Expansión
Vuelvo sobre la polémica desatada a propósito de los subtitulados de la película Roma, de Alfonso Cuarón. Por poco que se rasque, son muchas, y bastante espinosas, las cuestiones que subyacen a la que ha ocupado el centro de la polémica: esa memez flagrante que supone no sólo subtitular en español peninsular el mexicano más o menos popular que hablan los personajes, sino hacerlo, encima, glosando expresiones de uso común incluso en “el español de España”, conforme dicen algunos, como si en la misma península no se dieran también variedades significativas del idioma.
Sin duda es ridículo “traducir” un verbo como “enojarse” por “enfadarse”, y es delirante sustituir “gansitos” (pastelitos de chocolate, en México) por “ganchitos”. Bastan estos dos ejemplos para desacreditar el proceder de Netflix. Pero en los desgarramientos de vestiduras a que ha dado ocasión la polémica de marras detecto, insisto, cierto fariseísmo que, como apuntaba en mi columna anterior, parece volver el rostro a lo que se me antoja una evidencia problemática, a saber: esa diversidad del español a la que tantos apelan muy justamente entraña una dinámica divergente cuyo horizonte es la cada vez más acusada dialectización del idioma común, cuyas variedades -distintamente mestizadas por otras lenguas- resultan en según qué estratos del habla difícilmente inteligibles para el conjunto de los hispanohablantes.

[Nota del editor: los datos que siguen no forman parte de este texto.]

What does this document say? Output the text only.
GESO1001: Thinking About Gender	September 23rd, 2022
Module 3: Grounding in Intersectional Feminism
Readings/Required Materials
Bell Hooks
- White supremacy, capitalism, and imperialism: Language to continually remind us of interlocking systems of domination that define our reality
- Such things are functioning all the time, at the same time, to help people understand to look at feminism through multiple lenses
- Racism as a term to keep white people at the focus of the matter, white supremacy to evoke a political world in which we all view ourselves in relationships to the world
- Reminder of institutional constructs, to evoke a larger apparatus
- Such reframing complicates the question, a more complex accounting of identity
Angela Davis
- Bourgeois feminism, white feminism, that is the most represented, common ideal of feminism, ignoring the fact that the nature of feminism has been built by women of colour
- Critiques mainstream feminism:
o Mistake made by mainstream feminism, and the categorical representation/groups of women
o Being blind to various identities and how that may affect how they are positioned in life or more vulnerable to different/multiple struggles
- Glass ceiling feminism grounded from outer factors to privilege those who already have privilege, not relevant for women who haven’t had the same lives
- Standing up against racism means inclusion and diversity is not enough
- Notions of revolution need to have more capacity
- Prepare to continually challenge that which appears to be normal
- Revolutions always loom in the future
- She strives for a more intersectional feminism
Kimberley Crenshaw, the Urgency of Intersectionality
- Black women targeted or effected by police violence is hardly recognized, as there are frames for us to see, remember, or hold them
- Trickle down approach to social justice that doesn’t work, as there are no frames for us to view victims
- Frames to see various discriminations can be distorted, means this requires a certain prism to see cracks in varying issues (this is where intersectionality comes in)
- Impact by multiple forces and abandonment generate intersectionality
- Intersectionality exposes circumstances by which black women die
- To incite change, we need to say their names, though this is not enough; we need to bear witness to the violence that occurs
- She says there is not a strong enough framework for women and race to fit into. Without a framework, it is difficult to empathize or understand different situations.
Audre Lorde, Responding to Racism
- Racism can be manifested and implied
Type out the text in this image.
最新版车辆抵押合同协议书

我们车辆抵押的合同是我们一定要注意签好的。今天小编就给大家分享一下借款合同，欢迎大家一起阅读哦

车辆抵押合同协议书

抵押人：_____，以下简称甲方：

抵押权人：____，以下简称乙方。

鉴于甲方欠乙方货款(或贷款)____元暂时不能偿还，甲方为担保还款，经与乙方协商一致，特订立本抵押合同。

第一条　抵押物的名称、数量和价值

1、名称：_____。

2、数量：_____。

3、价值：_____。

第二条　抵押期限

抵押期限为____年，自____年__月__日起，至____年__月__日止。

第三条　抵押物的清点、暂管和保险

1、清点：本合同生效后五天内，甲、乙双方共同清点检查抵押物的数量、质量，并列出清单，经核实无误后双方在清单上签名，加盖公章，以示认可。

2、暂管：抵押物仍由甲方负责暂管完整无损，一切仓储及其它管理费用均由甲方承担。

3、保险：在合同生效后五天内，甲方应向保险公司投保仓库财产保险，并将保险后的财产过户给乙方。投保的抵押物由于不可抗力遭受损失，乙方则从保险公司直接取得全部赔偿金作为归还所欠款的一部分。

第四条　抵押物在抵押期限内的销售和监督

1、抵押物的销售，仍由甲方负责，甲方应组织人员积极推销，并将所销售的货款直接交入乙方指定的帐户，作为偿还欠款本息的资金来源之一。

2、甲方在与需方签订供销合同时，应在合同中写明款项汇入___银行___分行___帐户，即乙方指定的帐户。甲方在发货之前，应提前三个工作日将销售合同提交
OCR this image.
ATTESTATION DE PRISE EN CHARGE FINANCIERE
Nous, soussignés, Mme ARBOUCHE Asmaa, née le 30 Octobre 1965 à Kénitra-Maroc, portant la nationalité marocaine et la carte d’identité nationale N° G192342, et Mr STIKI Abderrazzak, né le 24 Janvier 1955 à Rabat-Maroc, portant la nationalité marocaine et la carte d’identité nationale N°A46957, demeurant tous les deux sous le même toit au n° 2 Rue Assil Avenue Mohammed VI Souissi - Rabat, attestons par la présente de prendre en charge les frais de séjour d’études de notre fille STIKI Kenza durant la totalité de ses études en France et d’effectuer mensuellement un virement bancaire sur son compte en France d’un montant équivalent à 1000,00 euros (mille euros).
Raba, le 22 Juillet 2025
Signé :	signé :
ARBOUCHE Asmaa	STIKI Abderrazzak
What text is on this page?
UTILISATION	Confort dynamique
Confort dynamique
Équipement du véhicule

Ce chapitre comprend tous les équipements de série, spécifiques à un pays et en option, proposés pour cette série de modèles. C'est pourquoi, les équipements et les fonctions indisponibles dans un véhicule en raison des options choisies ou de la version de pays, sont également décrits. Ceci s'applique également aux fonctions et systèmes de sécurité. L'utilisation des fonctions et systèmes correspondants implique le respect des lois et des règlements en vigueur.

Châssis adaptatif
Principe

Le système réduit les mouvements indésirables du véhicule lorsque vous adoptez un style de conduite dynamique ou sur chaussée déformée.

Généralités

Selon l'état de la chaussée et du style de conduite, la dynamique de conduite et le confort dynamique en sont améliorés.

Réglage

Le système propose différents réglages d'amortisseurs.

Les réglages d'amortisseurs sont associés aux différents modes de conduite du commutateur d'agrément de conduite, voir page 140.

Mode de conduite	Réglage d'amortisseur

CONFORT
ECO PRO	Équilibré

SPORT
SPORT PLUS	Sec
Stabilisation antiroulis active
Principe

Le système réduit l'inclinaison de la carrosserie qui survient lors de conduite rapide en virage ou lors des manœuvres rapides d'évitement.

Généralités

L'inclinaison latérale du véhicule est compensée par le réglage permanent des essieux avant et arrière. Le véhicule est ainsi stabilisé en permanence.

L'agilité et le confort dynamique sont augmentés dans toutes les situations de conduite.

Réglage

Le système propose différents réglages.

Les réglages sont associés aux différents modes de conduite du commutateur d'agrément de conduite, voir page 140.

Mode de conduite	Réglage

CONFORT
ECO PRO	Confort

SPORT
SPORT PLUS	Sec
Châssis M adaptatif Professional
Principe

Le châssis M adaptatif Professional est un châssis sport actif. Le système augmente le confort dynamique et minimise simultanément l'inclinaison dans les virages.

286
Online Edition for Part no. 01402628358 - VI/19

Más de 555 millones podemos leer este libro sin traducción, proclama campanudamente el título de un volumen colectivo cuya publicación por Taurus ha coincidido con la polémica. Por mi parte, tengo mis dudas. Éstas empiezan ante el supuesto de que no pocos de esos 555 millones aludidos puedan siquiera leer.
Pienso que la industria editorial es la primera que, desde hace mucho, trabaja con criterios comerciales de convergencia idiomática que aseguran la buena circulación de sus productos
Confieso que soy alérgico a las jactancias expansionistas, y me repugna oír hablar del español en términos empresariales, que encarecen su valor económico en función de sus previsiones de crecimiento, incitando a invertir en él. En un artículo que incide en la polémica (“Duelos y quebrantos”, El País), Juan Villoro sostiene que “la decisión de subtitular Roma atañe menos a la corrección lingüística que al uso político de las lenguas”. Pero todos sabemos que lo político se solapa con lo económico, y que se entrevera, sobre todo en este caso, con lo cultural.
Al frente del libro mencionado, sus coordinadores -José María Merino y Álex Grijelmo- aseguran que “la lengua española cobija a más de 555 millones de personas capaces de comunicarse entre ellas sin dificultades, pero sus numerosas variaciones la hacen local, rica y viva”. ¿De verdad piensan eso de “sin dificultades”? Y por otro lado: ¿no les parece que esas “numerosas variaciones” que ellos tanto celebran apuntan a que esas dificultades sean cada vez más grandes?
Pero esto último atenta a los criterios de “comercialidad” con que algunos contemplan la expansión del español, que en boca de según quién parece el producto de una multinacional. Cuando se habla -como hacen Merino y Grijelmo, con las mejores intenciones- de “la fuerza del español y cómo defenderla”, me suene directamente a rayos, lo confieso. No puedo evitar pensar que entre los enemigos frente a los que hay que defenderla se cuentan las muy naturales tendencias centrífugas a que me he referido.
Si el español ha mantenido, a lo largo de siglos, una inusual homogeneidad se debe, entre otras razones, al círculo muy reducido de sus clases cultas y pudientes, a la escasa penetración de la cultura escrituraria por el habla popular. Me sorprende que Villoro suscriba la idea de Andrés Trapiello de que “el español del Quijote se parece menos al de la España actual que el español de Bogotá al de Valencia”. Me temo mucho que está lejos de ser verdad. Y sospecho que el fundamento de esa pretensión es una incorrecta evaluación de la impermeabilidad, homogeneidad y artificialidad del español como lengua literaria. Pienso que la industria editorial es la primera que, desde hace mucho, trabaja con criterios comerciales de convergencia idiomática que aseguran la buena circulación de sus productos.
Acerca de la polémica de marras, decía Juan Pablo Villalobos: “Cuando alguien te plantea ‘hagamos español neutro' yo me pregunto ¿quién lo habla?”. Pero la pregunta está mal formulada. La pregunta es quién lo escribe. Y a la vista está la respuesta, más o menos coloreada.